Version of all relevant components (if applicable):
ocp 4.7.5

Does this issue impact your ability to continue to work with the product
(please explain in detail what is the user impact)?
ceph storage unusable


Is there any workaround available to the best of your knowledge?
no

Rate from 1 - 5 the complexity of the scenario you performed that caused this
bug (1 - very simple, 5 - very complex)?


Can this issue reproducible?


Can this issue reproduce from the UI?


If this is a regression, please provide more details to justify this:


Steps to Reproduce:
1.
2.
3.


Actual results:


Expected results:


Additional info:

Comment 2 Alvaro Soto 2021-09-09 20:34:37 UTC

Seems to be like this other bz #1867024 (different version) but I'll like confirmation

Comment 3 Alvaro Soto 2021-09-10 20:31:47 UTC

Hello there!
any update about this issue?

Comment 5 Travis Nielsen 2021-09-10 21:09:14 UTC

Please attach a must-gather from the cluster. This issue does not have enough details to troubleshoot.

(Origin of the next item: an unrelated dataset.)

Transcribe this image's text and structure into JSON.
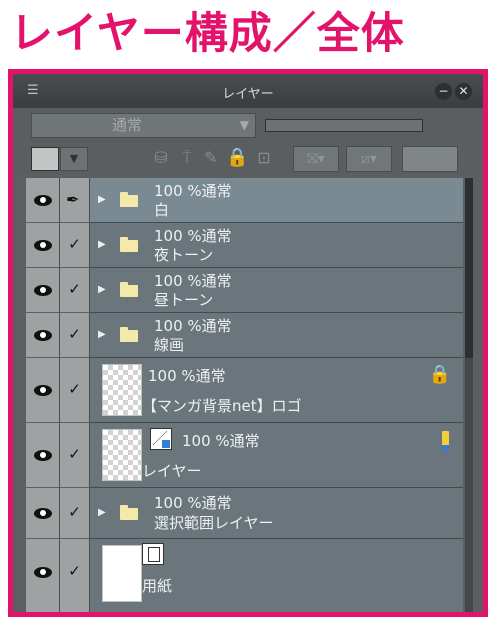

Comment 8 Travis Nielsen 2021-09-13 16:06:09 UTC

The issue looks related to the csi driver, moving to csi to take a look

Comment 20 Sébastien Han 2021-09-30 12:30:13 UTC

None of the must-gather links work, how can we access the logs?

Comment 21 Sébastien Han 2021-09-30 13:02:37 UTC

Got the logs from Gabriel. Thanks

Comment 22 Sébastien Han 2021-09-30 13:20:25 UTC

Ok after looking, I couldn't find anything wrong with our configuration:

* the Service Accounts are declared in the CSV, however, I couldn't verify they were actually created (would be good to validate that), but since the cluster was working in the previous version, we could assume they are still present
* the SCC for ceph-csi points to the correct service accounts
* the ceph-csi resources are configured with the correct service account

What's really strange is that both noobaa and rook-ceph have the right annotation for their respective SCC.
The only thing I can think of is if the SA does not exist, then the admission controller would default the SCC to the default "restricted".

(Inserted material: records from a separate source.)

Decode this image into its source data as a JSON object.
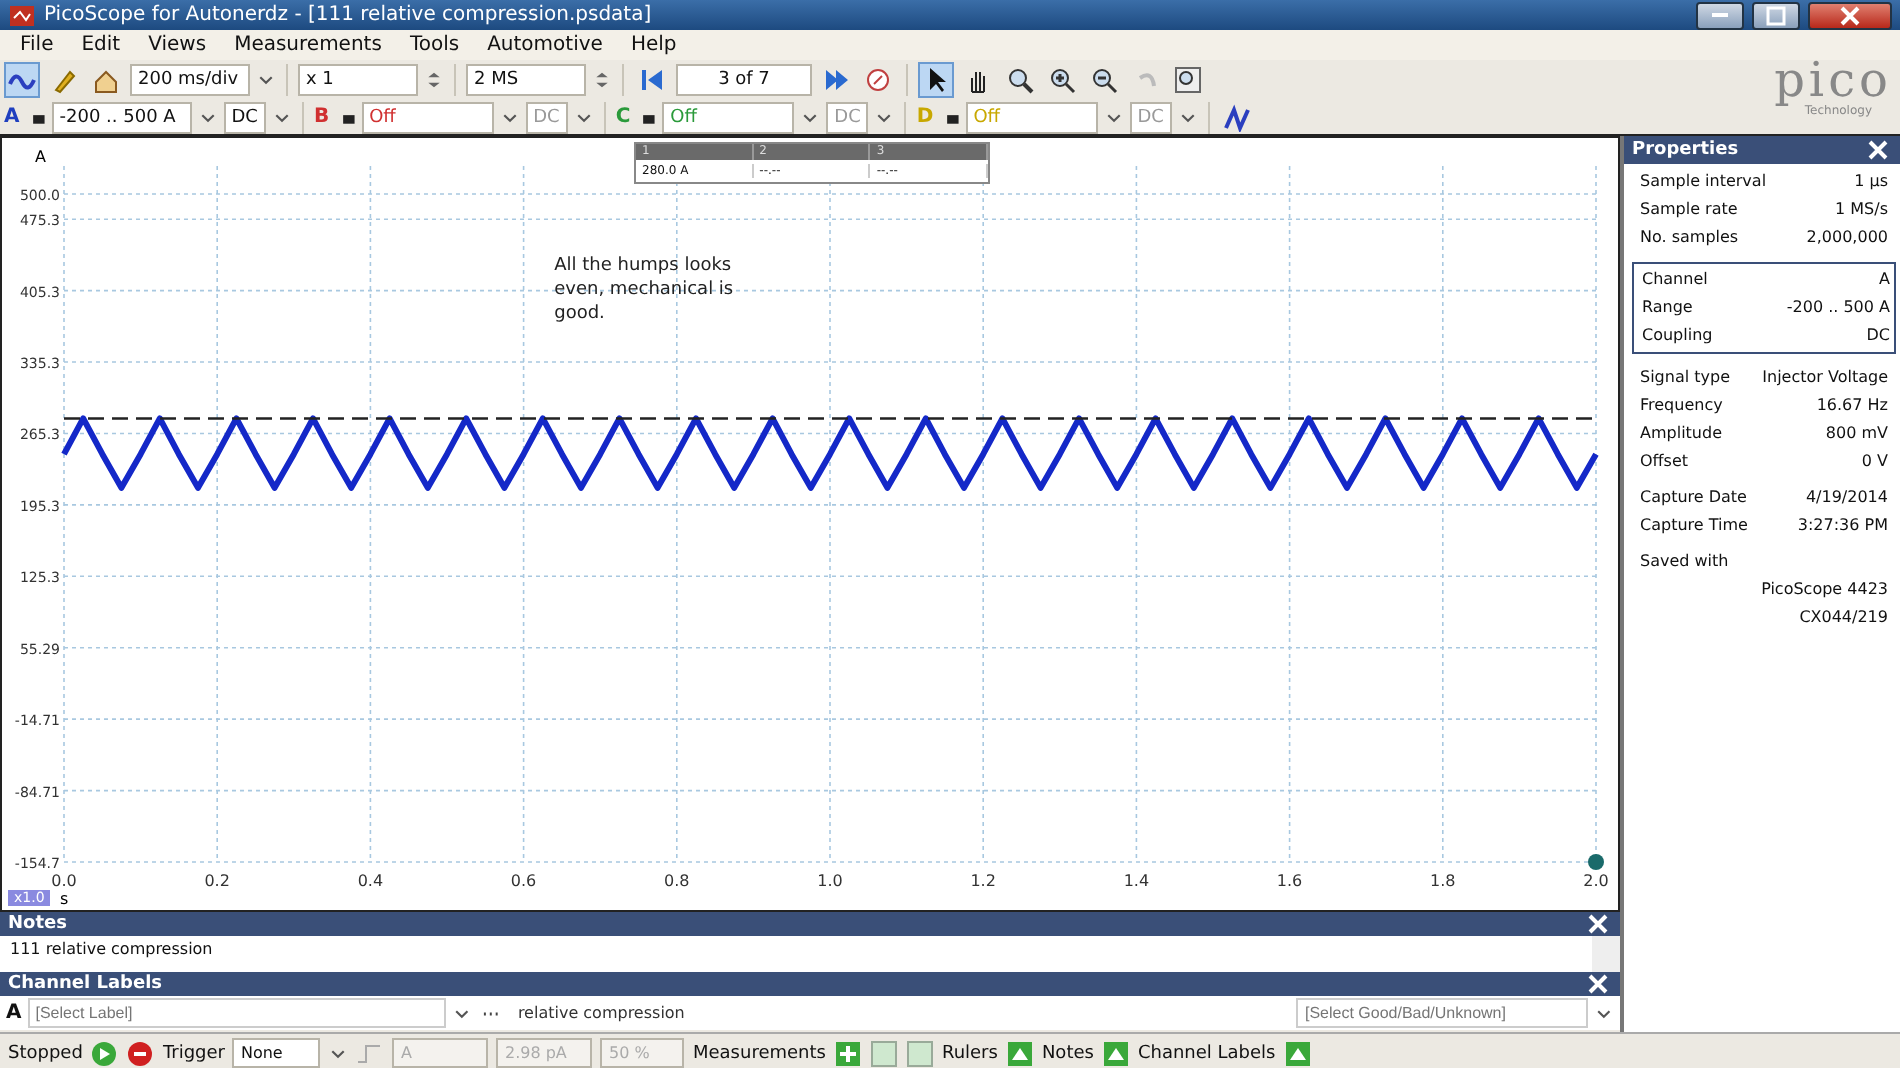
{
  "window": {
    "title": "PicoScope for Autonerdz - [111 relative compression.psdata]"
  },
  "menu": [
    {
      "label": "File"
    },
    {
      "label": "Edit"
    },
    {
      "label": "Views"
    },
    {
      "label": "Measurements"
    },
    {
      "label": "Tools"
    },
    {
      "label": "Automotive"
    },
    {
      "label": "Help"
    }
  ],
  "toolbar": {
    "timebase": "200 ms/div",
    "zoom": "x 1",
    "samples": "2 MS",
    "buffer": "3 of 7",
    "tools": [
      {
        "kind": "pointer",
        "selected": true
      },
      {
        "kind": "hand",
        "selected": false
      },
      {
        "kind": "zoom",
        "selected": false
      },
      {
        "kind": "zoom-in",
        "selected": false
      },
      {
        "kind": "zoom-out",
        "selected": false
      },
      {
        "kind": "undo",
        "selected": false
      },
      {
        "kind": "zoom-fit",
        "selected": false
      }
    ]
  },
  "logo": {
    "name": "pico",
    "tagline": "Technology"
  },
  "channels": [
    {
      "letter": "A",
      "range": "-200 .. 500 A",
      "coupling": "DC",
      "color": "#1f3fbf",
      "enabled": true
    },
    {
      "letter": "B",
      "range": "Off",
      "coupling": "DC",
      "color": "#d03030",
      "enabled": false
    },
    {
      "letter": "C",
      "range": "Off",
      "coupling": "DC",
      "color": "#2a9a3a",
      "enabled": false
    },
    {
      "letter": "D",
      "range": "Off",
      "coupling": "DC",
      "color": "#c8a800",
      "enabled": false
    }
  ],
  "measurement_table": {
    "columns": [
      "1",
      "2",
      "3"
    ],
    "row": [
      "280.0 A",
      "--.--",
      "--.--"
    ]
  },
  "chart": {
    "zoom_badge": "x1.0",
    "chart_data": {
      "type": "line",
      "xlabel": "s",
      "ylabel": "A",
      "xlim": [
        0,
        2
      ],
      "ylim": [
        -154.71,
        500
      ],
      "xticks": [
        {
          "value": 0,
          "label": "0.0"
        },
        {
          "value": 0.2,
          "label": "0.2"
        },
        {
          "value": 0.4,
          "label": "0.4"
        },
        {
          "value": 0.6,
          "label": "0.6"
        },
        {
          "value": 0.8,
          "label": "0.8"
        },
        {
          "value": 1.0,
          "label": "1.0"
        },
        {
          "value": 1.2,
          "label": "1.2"
        },
        {
          "value": 1.4,
          "label": "1.4"
        },
        {
          "value": 1.6,
          "label": "1.6"
        },
        {
          "value": 1.8,
          "label": "1.8"
        },
        {
          "value": 2.0,
          "label": "2.0"
        }
      ],
      "yticks": [
        {
          "value": 500,
          "label": "500.0"
        },
        {
          "value": 475.3,
          "label": "475.3"
        },
        {
          "value": 405.3,
          "label": "405.3"
        },
        {
          "value": 335.3,
          "label": "335.3"
        },
        {
          "value": 265.3,
          "label": "265.3"
        },
        {
          "value": 195.3,
          "label": "195.3"
        },
        {
          "value": 125.3,
          "label": "125.3"
        },
        {
          "value": 55.29,
          "label": "55.29"
        },
        {
          "value": -14.71,
          "label": "-14.71"
        },
        {
          "value": -84.71,
          "label": "-84.71"
        },
        {
          "value": -154.71,
          "label": "-154.7"
        }
      ],
      "x": [
        0,
        0.025,
        0.05,
        0.075,
        0.1,
        0.125,
        0.15,
        0.175,
        0.2,
        0.225,
        0.25,
        0.275,
        0.3,
        0.325,
        0.35,
        0.375,
        0.4,
        0.425,
        0.45,
        0.475,
        0.5,
        0.525,
        0.55,
        0.575,
        0.6,
        0.625,
        0.65,
        0.675,
        0.7,
        0.725,
        0.75,
        0.775,
        0.8,
        0.825,
        0.85,
        0.875,
        0.9,
        0.925,
        0.95,
        0.975,
        1.0,
        1.025,
        1.05,
        1.075,
        1.1,
        1.125,
        1.15,
        1.175,
        1.2,
        1.225,
        1.25,
        1.275,
        1.3,
        1.325,
        1.35,
        1.375,
        1.4,
        1.425,
        1.45,
        1.475,
        1.5,
        1.525,
        1.55,
        1.575,
        1.6,
        1.625,
        1.65,
        1.675,
        1.7,
        1.725,
        1.75,
        1.775,
        1.8,
        1.825,
        1.85,
        1.875,
        1.9,
        1.925,
        1.95,
        1.975,
        2.0
      ],
      "series": [
        {
          "color": "#1428c8",
          "values": [
            245,
            280,
            245,
            212,
            245,
            280,
            245,
            212,
            245,
            280,
            245,
            212,
            245,
            280,
            245,
            212,
            245,
            280,
            245,
            212,
            245,
            280,
            245,
            212,
            245,
            280,
            245,
            212,
            245,
            280,
            245,
            212,
            245,
            280,
            245,
            212,
            245,
            280,
            245,
            212,
            245,
            280,
            245,
            212,
            245,
            280,
            245,
            212,
            245,
            280,
            245,
            212,
            245,
            280,
            245,
            212,
            245,
            280,
            245,
            212,
            245,
            280,
            245,
            212,
            245,
            280,
            245,
            212,
            245,
            280,
            245,
            212,
            245,
            280,
            245,
            212,
            245,
            280,
            245,
            212,
            245
          ]
        }
      ],
      "grid": true,
      "ref_lines": [
        {
          "axis": "y",
          "value": 280
        }
      ],
      "annotations": [
        "All the humps looks even, mechanical is good."
      ]
    }
  },
  "properties": {
    "title": "Properties",
    "groups": [
      {
        "boxed": false,
        "rows": [
          {
            "label": "Sample interval",
            "value": "1 µs"
          },
          {
            "label": "Sample rate",
            "value": "1 MS/s"
          },
          {
            "label": "No. samples",
            "value": "2,000,000"
          }
        ]
      },
      {
        "boxed": true,
        "rows": [
          {
            "label": "Channel",
            "value": "A"
          },
          {
            "label": "Range",
            "value": "-200 .. 500 A"
          },
          {
            "label": "Coupling",
            "value": "DC"
          }
        ]
      },
      {
        "boxed": false,
        "rows": [
          {
            "label": "Signal type",
            "value": "Injector Voltage"
          },
          {
            "label": "Frequency",
            "value": "16.67 Hz"
          },
          {
            "label": "Amplitude",
            "value": "800 mV"
          },
          {
            "label": "Offset",
            "value": "0 V"
          }
        ]
      },
      {
        "boxed": false,
        "rows": [
          {
            "label": "Capture Date",
            "value": "4/19/2014"
          },
          {
            "label": "Capture Time",
            "value": "3:27:36 PM"
          }
        ]
      },
      {
        "boxed": false,
        "rows": [
          {
            "label": "Saved with"
          },
          {
            "value": "PicoScope 4423"
          },
          {
            "value": "CX044/219"
          }
        ]
      }
    ]
  },
  "notes": {
    "title": "Notes",
    "text": "111 relative compression"
  },
  "channel_labels": {
    "title": "Channel Labels",
    "channel": "A",
    "label_placeholder": "[Select Label]",
    "description": "relative compression",
    "verdict_placeholder": "[Select Good/Bad/Unknown]"
  },
  "status_bar": {
    "state": "Stopped",
    "trigger_label": "Trigger",
    "trigger_mode": "None",
    "trigger_source": "A",
    "trigger_level": "2.98 pA",
    "pretrigger": "50 %",
    "toggles": [
      {
        "label": "Measurements"
      },
      {
        "label": "Rulers"
      },
      {
        "label": "Notes"
      },
      {
        "label": "Channel Labels"
      }
    ]
  }
}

Honestly, at this point, it would be good to get the input from the OCP team to see if anything changed.
Also, do you known why this was not caught by QE, and do we have other customers' cases? Or is it only this customer?

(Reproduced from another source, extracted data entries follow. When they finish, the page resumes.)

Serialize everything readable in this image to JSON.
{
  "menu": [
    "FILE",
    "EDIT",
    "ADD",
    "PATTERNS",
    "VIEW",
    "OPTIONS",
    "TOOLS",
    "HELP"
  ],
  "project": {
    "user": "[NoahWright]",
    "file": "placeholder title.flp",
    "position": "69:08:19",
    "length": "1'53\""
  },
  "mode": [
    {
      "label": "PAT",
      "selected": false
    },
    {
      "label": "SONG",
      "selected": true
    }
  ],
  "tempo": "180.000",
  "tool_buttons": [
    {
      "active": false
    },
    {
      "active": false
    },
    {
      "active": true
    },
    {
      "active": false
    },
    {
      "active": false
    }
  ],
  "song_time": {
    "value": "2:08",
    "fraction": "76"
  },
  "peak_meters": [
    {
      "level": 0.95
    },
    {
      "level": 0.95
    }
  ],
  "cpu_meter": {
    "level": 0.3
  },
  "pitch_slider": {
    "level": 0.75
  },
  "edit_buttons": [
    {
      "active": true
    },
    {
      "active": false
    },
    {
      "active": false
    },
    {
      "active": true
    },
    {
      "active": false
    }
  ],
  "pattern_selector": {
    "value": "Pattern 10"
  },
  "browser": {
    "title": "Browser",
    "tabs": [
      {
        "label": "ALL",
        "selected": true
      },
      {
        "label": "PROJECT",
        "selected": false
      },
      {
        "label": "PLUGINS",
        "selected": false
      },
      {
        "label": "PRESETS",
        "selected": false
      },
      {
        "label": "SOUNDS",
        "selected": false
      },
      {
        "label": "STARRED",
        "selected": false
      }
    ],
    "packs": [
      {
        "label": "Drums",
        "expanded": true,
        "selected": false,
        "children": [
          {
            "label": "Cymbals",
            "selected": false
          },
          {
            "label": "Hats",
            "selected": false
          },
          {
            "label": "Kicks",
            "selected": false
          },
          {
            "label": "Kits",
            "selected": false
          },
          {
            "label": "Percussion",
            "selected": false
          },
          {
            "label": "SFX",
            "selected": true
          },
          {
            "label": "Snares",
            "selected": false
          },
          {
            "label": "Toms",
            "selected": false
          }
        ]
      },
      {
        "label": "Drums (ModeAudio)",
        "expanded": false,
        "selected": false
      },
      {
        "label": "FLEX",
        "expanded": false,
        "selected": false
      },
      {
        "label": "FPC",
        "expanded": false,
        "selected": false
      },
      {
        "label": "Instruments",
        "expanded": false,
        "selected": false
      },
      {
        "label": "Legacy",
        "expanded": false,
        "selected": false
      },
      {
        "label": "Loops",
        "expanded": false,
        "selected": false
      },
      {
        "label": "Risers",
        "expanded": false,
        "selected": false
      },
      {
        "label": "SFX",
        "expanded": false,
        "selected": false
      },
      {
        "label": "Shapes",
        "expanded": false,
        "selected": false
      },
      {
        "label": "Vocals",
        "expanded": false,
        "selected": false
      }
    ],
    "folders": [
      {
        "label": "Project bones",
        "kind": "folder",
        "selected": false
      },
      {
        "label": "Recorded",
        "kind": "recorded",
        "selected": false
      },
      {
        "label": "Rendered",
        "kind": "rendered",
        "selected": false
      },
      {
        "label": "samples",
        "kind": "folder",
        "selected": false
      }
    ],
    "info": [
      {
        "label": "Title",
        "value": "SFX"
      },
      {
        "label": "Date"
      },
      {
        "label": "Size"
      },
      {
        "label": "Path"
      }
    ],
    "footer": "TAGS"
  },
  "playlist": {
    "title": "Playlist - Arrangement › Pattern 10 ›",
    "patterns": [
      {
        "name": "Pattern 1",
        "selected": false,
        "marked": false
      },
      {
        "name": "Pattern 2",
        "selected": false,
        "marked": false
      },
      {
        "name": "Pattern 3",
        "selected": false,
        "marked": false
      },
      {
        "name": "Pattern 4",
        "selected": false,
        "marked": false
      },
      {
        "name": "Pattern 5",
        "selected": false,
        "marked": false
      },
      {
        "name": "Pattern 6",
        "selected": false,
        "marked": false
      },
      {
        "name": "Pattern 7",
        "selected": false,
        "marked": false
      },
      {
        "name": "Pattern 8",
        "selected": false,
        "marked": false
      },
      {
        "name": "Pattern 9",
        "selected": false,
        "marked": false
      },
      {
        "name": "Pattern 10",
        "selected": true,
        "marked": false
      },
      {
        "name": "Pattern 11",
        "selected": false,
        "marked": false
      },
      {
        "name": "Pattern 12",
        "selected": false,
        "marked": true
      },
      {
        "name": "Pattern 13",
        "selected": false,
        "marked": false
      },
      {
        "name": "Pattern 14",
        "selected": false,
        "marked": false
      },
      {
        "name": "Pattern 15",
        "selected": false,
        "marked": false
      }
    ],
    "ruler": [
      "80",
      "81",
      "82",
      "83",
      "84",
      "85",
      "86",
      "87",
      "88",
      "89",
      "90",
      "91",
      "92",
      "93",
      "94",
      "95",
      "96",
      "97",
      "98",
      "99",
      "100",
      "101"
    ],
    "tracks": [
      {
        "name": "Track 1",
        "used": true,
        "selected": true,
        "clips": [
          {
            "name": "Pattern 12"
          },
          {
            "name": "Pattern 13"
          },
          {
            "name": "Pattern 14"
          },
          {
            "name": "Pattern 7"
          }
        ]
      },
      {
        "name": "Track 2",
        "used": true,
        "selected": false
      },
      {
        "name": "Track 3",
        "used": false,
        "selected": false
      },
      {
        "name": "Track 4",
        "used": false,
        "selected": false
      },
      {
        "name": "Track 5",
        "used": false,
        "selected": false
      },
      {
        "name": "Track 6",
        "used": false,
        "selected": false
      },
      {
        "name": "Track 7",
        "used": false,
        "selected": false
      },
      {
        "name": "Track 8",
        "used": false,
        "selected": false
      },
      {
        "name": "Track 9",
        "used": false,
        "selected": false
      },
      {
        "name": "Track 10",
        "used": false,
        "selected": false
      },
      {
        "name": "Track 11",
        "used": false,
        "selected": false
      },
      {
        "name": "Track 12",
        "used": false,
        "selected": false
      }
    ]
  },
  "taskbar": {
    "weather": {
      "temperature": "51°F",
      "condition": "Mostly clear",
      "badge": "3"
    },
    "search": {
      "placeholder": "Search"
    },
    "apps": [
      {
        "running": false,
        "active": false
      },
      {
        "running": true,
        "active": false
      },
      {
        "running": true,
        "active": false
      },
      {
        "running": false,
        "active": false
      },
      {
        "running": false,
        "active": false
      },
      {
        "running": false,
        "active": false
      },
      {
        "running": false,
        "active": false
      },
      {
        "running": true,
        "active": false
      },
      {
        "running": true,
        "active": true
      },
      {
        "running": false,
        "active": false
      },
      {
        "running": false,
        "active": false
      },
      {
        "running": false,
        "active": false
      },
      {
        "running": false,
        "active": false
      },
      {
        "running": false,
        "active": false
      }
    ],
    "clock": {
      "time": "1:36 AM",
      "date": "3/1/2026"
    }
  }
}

Comment 23 Sébastien Han 2021-09-30 15:02:00 UTC

Can you someone from support try the following:

* edit the rook-ceph-csi CSI and remove the rook-csi-rbd-attacher-sa service account from the users list
* remove all the ceph-csi resources (rbd/ceph plugin and provisioned)
* restart the rook-ceph operator

At this point, observe the newly created ceph-csi resources, look up the SCC they use in the annotation.

Thanks.

Comment 24 Alvaro Soto 2021-09-30 21:59:41 UTC

Hey Sébastien,
we followed the instructions, but pods continue using privileged SCC.
Talking to the customer we found this cluster has auto update flag enabled so, at the moment ocs-operator is on version 4.7.4.

New must-gathers in the case.

Cheers!

Comment 26 Sébastien Han 2021-10-07 15:14:23 UTC

Hi Alvaro,

Waiting for the OCS must gather now.
Thanks

Comment 27 Alvaro Soto 2021-10-07 17:09:06 UTC

Hello Sébastien,
customer decided to start all over again by deleting the cluster, what will be the next steps here?

Cheers!

Comment 28 Travis Nielsen 2021-10-11 15:27:17 UTC

Removing needsinfo since waiting to see if more details/repro

Comment 29 Sébastien Han 2021-10-15 06:36:15 UTC

The customer agreed to close the BZ. A new installation was done, no more logs or env are available to troubleshoot further.